Wenn ein Jude in Europa, insbesondere in den osteuropäischen Ländern, unterwegs ist, stehen ihm zwei Möglichkeiten offen: entweder er verdrängt die Vergangenheit völlig – oder er lässt sich von der Ungeheuerlichkeit des Horrors überwältigen, den die Juden in diesen Regionen erdulden mussten, und zwar nicht nur im Verlauf mehrerer Jahrhunderte, sondern vor nur noch 60 Jahren. Der Boden dieser Nationen ist überall mit jüdischem Blut getränkt; dieser Tatsache wird man sich umso deutlicher bewusst, wenn man einem Überlebenden begegnet und seiner Geschichte lauscht.
Leider geht die Zeit nicht spurlos vorüber, es sind immer weniger dieser Opfer noch am Leben und es wird aus diesem Grund immer wichtiger, dass ihre Zeugenberichte festgehalten und verbreitet werden.
In Belgrad haben wir JOSIP ERLIH kennen gelernt, den Belastungszeugen im Prozess gegen Dino Sakic, den letzten Kommandanten des unheilvollen Lagers von Jasenovac (siehe SHALOM Vol. 37); Josip wurde von seiner Familie getrennt und am 1. September 1942 deportiert, als er gerade eben 14 Jahre alt war. Die Geschichte dieses Jungen gleicht derjenigen von Tausenden von Kindern im selben Alter, von denen die meisten nicht überlebt haben. Was einen in den Erzählungen der Überlebenden in dieser Region besonders schockiert, ist das Ausmass der Unterstützung, das die Ustascha, die ihre Macht mit sadistischer Freude missbrauchte, von der einheimischen Bevölkerung erhielt, und die Erleichterung, welche diese Kooperation den Deutschen bei der Ausführung ihres Tuns verschaffte. Darüber hinaus wurde der Teufelskreis Einschüchterung - Erniedrigung - Enteignung - Lagereinweisung - Ermordung sehr raffiniert aufgebaut, es war praktisch unmöglich, den Häschern zu entkommen.

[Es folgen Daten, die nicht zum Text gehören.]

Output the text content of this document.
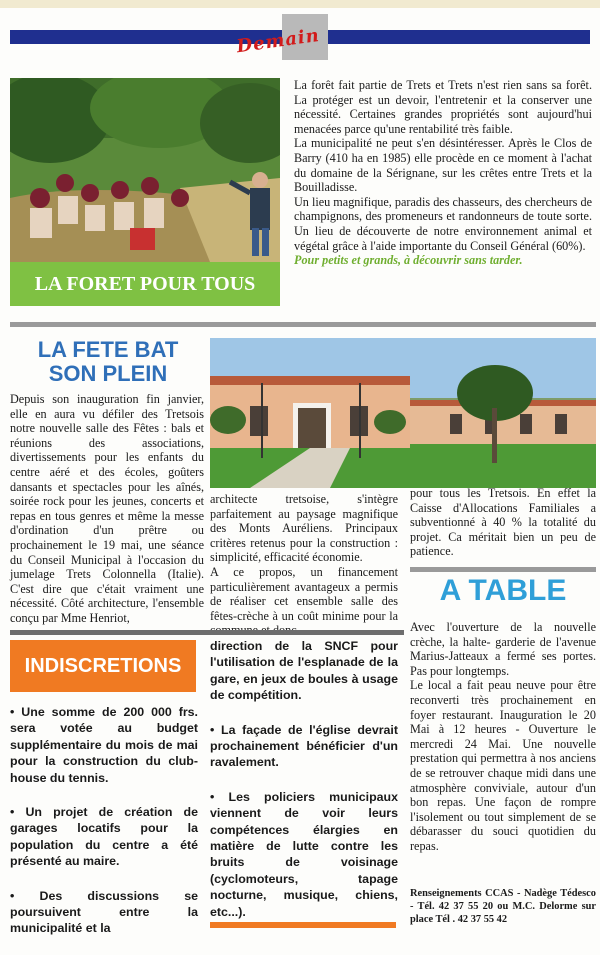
Demain
LA FORET POUR TOUS

La forêt fait partie de Trets et Trets n'est rien sans sa forêt. La protéger est un devoir, l'entretenir et la conserver une nécessité. Certaines grandes propriétés sont aujourd'hui menacées parce qu'une rentabilité très faible.

La municipalité ne peut s'en désintéresser. Après le Clos de Barry (410 ha en 1985) elle procède en ce moment à l'achat du domaine de la Sérignane, sur les crêtes entre Trets et la Bouilladisse.

Un lieu magnifique, paradis des chasseurs, des chercheurs de champignons, des promeneurs et randonneurs de toute sorte. Un lieu de découverte de notre environnement animal et végétal grâce à l'aide importante du Conseil Général (60%).

Pour petits et grands, à découvrir sans tarder.

LA FETE BAT
SON PLEIN
Depuis son inauguration fin janvier, elle en aura vu défiler des Tretsois notre nouvelle salle des Fêtes : bals et réunions des associations, divertissements pour les enfants du centre aéré et des écoles, goûters dansants et spectacles pour les aînés, soirée rock pour les jeunes, concerts et repas en tous genres et même la messe d'ordination d'un prêtre ou prochainement le 19 mai, une séance du Conseil Municipal à l'occasion du jumelage Trets Colonnella (Italie). C'est dire que c'était vraiment une nécessité. Côté architecture, l'ensemble conçu par Mme Henriot,
architecte tretsoise, s'intègre parfaitement au paysage magnifique des Monts Auréliens. Principaux critères retenus pour la construction : simplicité, efficacité économie.
A ce propos, un financement particulièrement avantageux a permis de réaliser cet ensemble salle des fêtes-crèche à un coût minime pour la
pour tous les Tretsois. En effet la Caisse d'Allocations Familiales a subventionné à 40 % la totalité du projet. Ca méritait bien un peu de patience.
A TABLE
Avec l'ouverture de la nouvelle crèche, la halte- garderie de l'avenue Marius-Jatteaux a fermé ses portes. Pas pour longtemps.
Le local a fait peau neuve pour être reconverti très prochainement en foyer restaurant. Inauguration le 20 Mai à 12 heures - Ouverture le mercredi 24 Mai. Une nouvelle prestation qui permettra à nos anciens de se retrouver chaque midi dans une atmosphère conviviale, autour d'un bon repas. Une façon de rompre l'isolement ou tout simplement de se débarasser du souci quotidien du repas.
Renseignements CCAS - Nadège Tédesco - Tél. 42 37 55 20 ou M.C. Delorme sur place Tél . 42 37 55 42
INDISCRETIONS

• Une somme de 200 000 frs. sera votée au budget supplémentaire du mois de mai pour la construction du club-house du tennis.

• Un projet de création de garages locatifs pour la population du centre a été présenté au maire.

• Des discussions se poursuivent entre la municipalité et la

direction de la SNCF pour l'utilisation de l'esplanade de la gare, en jeux de boules à usage de compétition.

• La façade de l'église devrait prochainement bénéficier d'un ravalement.

• Les policiers municipaux viennent de voir leurs compétences élargies en matière de lutte contre les bruits de voisinage (cyclomoteurs, tapage nocturne, musique, chiens, etc...).
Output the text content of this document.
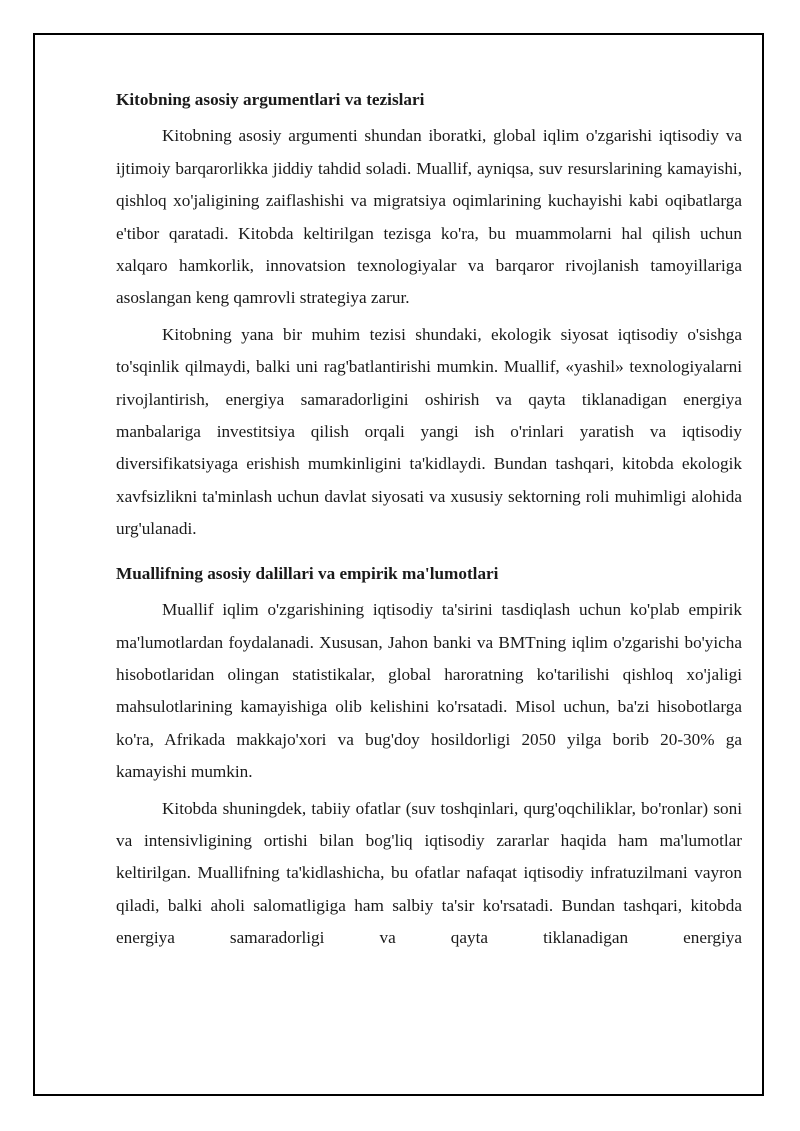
Kitobning asosiy argumentlari va tezislari

Kitobning asosiy argumenti shundan iboratki, global iqlim o'zgarishi iqtisodiy va ijtimoiy barqarorlikka jiddiy tahdid soladi. Muallif, ayniqsa, suv resurslarining kamayishi, qishloq xo'jaligining zaiflashishi va migratsiya oqimlarining kuchayishi kabi oqibatlarga e'tibor qaratadi. Kitobda keltirilgan tezisga ko'ra, bu muammolarni hal qilish uchun xalqaro hamkorlik, innovatsion texnologiyalar va barqaror rivojlanish tamoyillariga asoslangan keng qamrovli strategiya zarur.

Kitobning yana bir muhim tezisi shundaki, ekologik siyosat iqtisodiy o'sishga to'sqinlik qilmaydi, balki uni rag'batlantirishi mumkin. Muallif, «yashil» texnologiyalarni rivojlantirish, energiya samaradorligini oshirish va qayta tiklanadigan energiya manbalariga investitsiya qilish orqali yangi ish o'rinlari yaratish va iqtisodiy diversifikatsiyaga erishish mumkinligini ta'kidlaydi. Bundan tashqari, kitobda ekologik xavfsizlikni ta'minlash uchun davlat siyosati va xususiy sektorning roli muhimligi alohida urg'ulanadi.

Muallifning asosiy dalillari va empirik ma'lumotlari

Muallif iqlim o'zgarishining iqtisodiy ta'sirini tasdiqlash uchun ko'plab empirik ma'lumotlardan foydalanadi. Xususan, Jahon banki va BMTning iqlim o'zgarishi bo'yicha hisobotlaridan olingan statistikalar, global haroratning ko'tarilishi qishloq xo'jaligi mahsulotlarining kamayishiga olib kelishini ko'rsatadi. Misol uchun, ba'zi hisobotlarga ko'ra, Afrikada makkajo'xori va bug'doy hosildorligi 2050 yilga borib 20-30% ga kamayishi mumkin.

Kitobda shuningdek, tabiiy ofatlar (suv toshqinlari, qurg'oqchiliklar, bo'ronlar) soni va intensivligining ortishi bilan bog'liq iqtisodiy zararlar haqida ham ma'lumotlar keltirilgan. Muallifning ta'kidlashicha, bu ofatlar nafaqat iqtisodiy infratuzilmani vayron qiladi, balki aholi salomatligiga ham salbiy ta'sir ko'rsatadi. Bundan tashqari, kitobda energiya samaradorligi va qayta tiklanadigan energiya
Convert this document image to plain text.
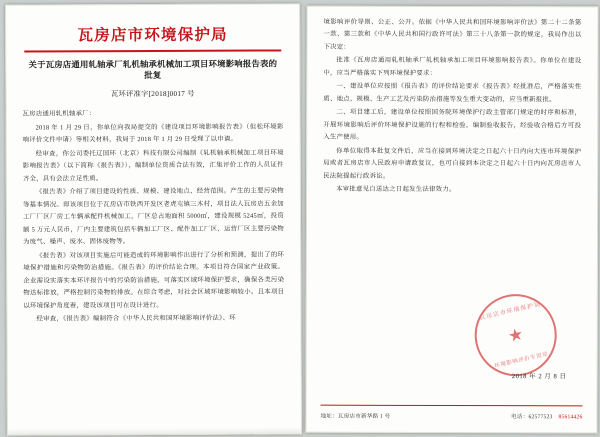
瓦房店市环境保护局
关于瓦房店通用轧轴承厂轧机轴承机械加工项目环境影响报告表的批复
瓦环评准字[2018]0017 号

瓦房店通用轧机轴承厂：

2018 年 1 月 29 日，你单位向我局提交的《建设项目环境影响报告表》（但松环境影响评价文件申请）等相关材料，我局于 2018 年 1 月 29 日受理了以申请。

经审查，你公司委托辽国环（北京）科技有限公司编制《轧机轴承机械加工项目环境影响报告表》（以下简称《报告表》），编制单位资质合法有效，汇集评价工作的人员证件齐全，具有会法立足性质。

《报告表》介绍了项目建设的性质、规模、建设地点、经营范围。产生的主要污染物等基本情况。即该项目位于瓦房店市铁西开发区老虎屯镇三木村，项目法人瓦房店五金加工厂厂区厂房工车辆承配件机械加工，厂区总占地面积 5000㎡，建设规模 5245㎡，投资额 5 万元人民币，厂内主要建筑包括车辆加工厂区、配件加工厂区、运营厂区主要污染物为废气、噪声、废水、固体废物等。

《报告表》对该项目实施后可能造成的环境影响作出进行了分析和预测，提出了的环境保护措施和污染物防治措施。《报告表》的评价结论合理。本项目符合国家产业政策。企业需设实落实本环评报告中的污染防治措施，可落实区域环境保护要求，确保各类污染物达标排放，严格控制污染物的排放。在综合考虑，对社会区域环境影响较小。且本项目以环境保护角度看，建设该项目可在设计进行。

经审查，《报告表》编制符合《中华人民共和国环境影响评价法》、环

境影响评价导则、公正、公开。依据《中华人民共和国环境影响评价法》第二十二条第一款、第三款和《中华人民共和国行政许可法》第三十八条第一款的规定，我局作出以下决定：

批准《瓦房店通用轧机轴承厂轧机轴承加工项目环境影响报告表》。你单位在建设中，应当严格落实下列环境保护要求：

一、建设单位应按照《报告表》的评价结论要求《报告表》经批准后，严格落实性质、地点、规模、生产工艺及污染防治措施等发生重大变动的，应当重新报批。

二、项目建工后，建设单位按照国务院环境保护行政主管部门规定的时序和标准，开展环境影响后评价环境保护设施的行程和检验，编制验收报告，经验收合格后方可投入生产使用。

你单位取得本批复文件后，应当在接到环境决定之日起六十日内向大连市环境保护局或者瓦房店市人民政府申请政复议，也可自接到本决定之日起六十日内向瓦房店市人民法院提起行政诉讼。

本审批意见自送达之日起发生法律效力。

瓦房店市环境保护局
★
环境影响评价专用章
2018 年 2 月 8 日
地址：瓦房店市新华路 1 号	电话：62577523 85614426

Das von den Deutschen entwickelte Vorgehen hatte sich bewährt, und natürlich dienten die Enteignung des jüdischen Eigentums (das im heutigen Jugoslawien noch nicht zurückerstattet wurde), die Erniedrigungen und Einschüchterungen nur dazu, die Durchführung der Massenmorde am Schluss vorzubereiten.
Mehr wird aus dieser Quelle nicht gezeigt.